The impact of Reynolds number on the aerodynamics and operational performance of commercial vehicles is discussed. All supporting data has been obtained from published experimental and computational studies for complete vehicles and vehicle components.
A review of Reynolds number effects on boundary layer state, unsteady and steady flow, time dependent wake structure, interacting shear layer and separated flows is presented. Reynolds number modeling and simulation criteria that impact aerodynamic characteristics and performance of a commercial vehicle are shown. The concepts of dimensional analysis and flow similarity are employed to show that aerodynamics of commercial ground vehicles is only dependent on Reynolds number. The terminology of Roshko is adopted for discussing the variation in drag with Reynolds number in which the subcritical, transitional and transcritical flow regimes are defined for commercial vehicles.
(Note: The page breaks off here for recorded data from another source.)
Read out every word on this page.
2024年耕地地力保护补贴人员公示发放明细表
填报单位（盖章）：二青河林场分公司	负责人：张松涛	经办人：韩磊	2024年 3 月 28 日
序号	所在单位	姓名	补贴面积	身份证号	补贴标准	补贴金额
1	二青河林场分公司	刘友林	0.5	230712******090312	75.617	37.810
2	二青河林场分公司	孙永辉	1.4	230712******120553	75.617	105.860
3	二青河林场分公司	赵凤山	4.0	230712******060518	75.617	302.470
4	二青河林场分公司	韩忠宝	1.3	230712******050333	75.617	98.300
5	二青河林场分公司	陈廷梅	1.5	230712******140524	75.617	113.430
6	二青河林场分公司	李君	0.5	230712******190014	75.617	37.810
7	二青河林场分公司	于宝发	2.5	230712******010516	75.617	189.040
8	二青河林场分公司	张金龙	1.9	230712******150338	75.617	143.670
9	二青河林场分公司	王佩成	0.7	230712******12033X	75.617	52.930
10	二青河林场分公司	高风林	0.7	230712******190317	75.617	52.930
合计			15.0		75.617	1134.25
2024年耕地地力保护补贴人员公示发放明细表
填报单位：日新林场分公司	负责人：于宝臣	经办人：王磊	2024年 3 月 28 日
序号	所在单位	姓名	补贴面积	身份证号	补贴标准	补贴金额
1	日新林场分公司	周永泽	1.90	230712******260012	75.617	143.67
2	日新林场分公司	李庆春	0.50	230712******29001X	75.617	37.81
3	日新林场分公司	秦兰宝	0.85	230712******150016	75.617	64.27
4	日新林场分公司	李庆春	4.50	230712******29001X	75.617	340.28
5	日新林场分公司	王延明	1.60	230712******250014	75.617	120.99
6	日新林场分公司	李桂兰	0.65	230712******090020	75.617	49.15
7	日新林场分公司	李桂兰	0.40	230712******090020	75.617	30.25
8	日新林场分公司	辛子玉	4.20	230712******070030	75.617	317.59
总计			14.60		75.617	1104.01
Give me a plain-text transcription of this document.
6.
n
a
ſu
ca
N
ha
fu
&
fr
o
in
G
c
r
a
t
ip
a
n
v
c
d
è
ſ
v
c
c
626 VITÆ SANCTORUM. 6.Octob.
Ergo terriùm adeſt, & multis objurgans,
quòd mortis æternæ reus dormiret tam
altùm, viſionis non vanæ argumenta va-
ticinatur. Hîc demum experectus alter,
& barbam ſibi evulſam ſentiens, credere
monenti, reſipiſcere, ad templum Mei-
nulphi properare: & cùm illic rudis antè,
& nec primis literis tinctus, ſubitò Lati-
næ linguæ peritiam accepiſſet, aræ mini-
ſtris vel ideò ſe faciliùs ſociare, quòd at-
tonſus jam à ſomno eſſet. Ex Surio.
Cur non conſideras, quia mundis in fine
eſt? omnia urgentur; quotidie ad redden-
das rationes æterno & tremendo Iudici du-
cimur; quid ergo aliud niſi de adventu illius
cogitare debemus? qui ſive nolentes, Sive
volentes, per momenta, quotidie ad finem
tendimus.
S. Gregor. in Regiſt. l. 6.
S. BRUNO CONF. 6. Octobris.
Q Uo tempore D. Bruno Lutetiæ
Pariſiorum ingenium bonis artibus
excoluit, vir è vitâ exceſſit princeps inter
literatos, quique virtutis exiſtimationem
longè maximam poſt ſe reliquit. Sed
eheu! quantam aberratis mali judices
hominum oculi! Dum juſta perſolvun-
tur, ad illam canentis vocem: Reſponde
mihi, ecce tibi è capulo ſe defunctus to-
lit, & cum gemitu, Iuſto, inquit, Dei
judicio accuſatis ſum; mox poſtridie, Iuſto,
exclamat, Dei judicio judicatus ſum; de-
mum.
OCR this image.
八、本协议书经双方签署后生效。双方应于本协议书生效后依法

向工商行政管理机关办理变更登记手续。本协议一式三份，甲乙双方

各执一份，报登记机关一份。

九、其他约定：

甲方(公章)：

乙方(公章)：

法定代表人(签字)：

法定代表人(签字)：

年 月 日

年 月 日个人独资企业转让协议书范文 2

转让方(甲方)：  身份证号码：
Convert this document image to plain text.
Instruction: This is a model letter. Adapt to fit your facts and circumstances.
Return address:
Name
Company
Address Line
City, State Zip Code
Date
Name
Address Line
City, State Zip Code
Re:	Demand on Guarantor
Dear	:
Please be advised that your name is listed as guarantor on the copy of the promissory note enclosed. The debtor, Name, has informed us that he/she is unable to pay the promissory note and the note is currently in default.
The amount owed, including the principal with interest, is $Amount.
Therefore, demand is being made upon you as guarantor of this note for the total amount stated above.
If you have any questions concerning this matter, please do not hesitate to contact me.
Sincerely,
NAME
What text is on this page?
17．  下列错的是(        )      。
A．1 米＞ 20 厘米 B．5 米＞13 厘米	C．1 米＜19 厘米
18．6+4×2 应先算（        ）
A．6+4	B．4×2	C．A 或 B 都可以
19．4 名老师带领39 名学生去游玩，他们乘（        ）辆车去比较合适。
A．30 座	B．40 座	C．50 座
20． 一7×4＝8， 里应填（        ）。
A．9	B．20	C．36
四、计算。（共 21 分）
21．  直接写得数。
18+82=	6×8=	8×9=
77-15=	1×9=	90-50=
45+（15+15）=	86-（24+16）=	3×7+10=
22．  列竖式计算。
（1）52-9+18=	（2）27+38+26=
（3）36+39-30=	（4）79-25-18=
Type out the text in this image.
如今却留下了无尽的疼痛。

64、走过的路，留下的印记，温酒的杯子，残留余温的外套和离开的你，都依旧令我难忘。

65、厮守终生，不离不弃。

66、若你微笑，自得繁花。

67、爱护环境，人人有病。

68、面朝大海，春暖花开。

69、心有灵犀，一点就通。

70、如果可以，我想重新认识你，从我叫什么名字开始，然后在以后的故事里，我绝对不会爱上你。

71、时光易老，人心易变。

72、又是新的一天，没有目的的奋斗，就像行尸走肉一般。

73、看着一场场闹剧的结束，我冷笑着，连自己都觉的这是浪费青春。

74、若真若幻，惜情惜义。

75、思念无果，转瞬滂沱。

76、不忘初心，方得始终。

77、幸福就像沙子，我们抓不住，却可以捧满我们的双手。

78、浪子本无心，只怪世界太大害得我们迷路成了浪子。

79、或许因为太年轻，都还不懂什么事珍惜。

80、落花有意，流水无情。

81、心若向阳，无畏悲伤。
Criteria for aerodynamic simulation as well as testing and design of commercial vehicles are defined and show a minimum transcritical Reynolds number value of 3 million is recommended for simulating the aerodynamics of full-scale commercial vehicles.
Guidance is provided for aerodynamic design and analysis in the framework of Reynolds number and boundary layer flows as they relate to previous designs, current testing and analysis criteria, and the development of future vehicles. A discussion of aerodynamic tools is presented which call for the continued development of aerodynamic test and analysis tools capable of capturing Reynolds number sensitivities. Of particular importance is the maturation of computational simulation tools with improved friction modeling capability specifically developed for commercial ground vehicles.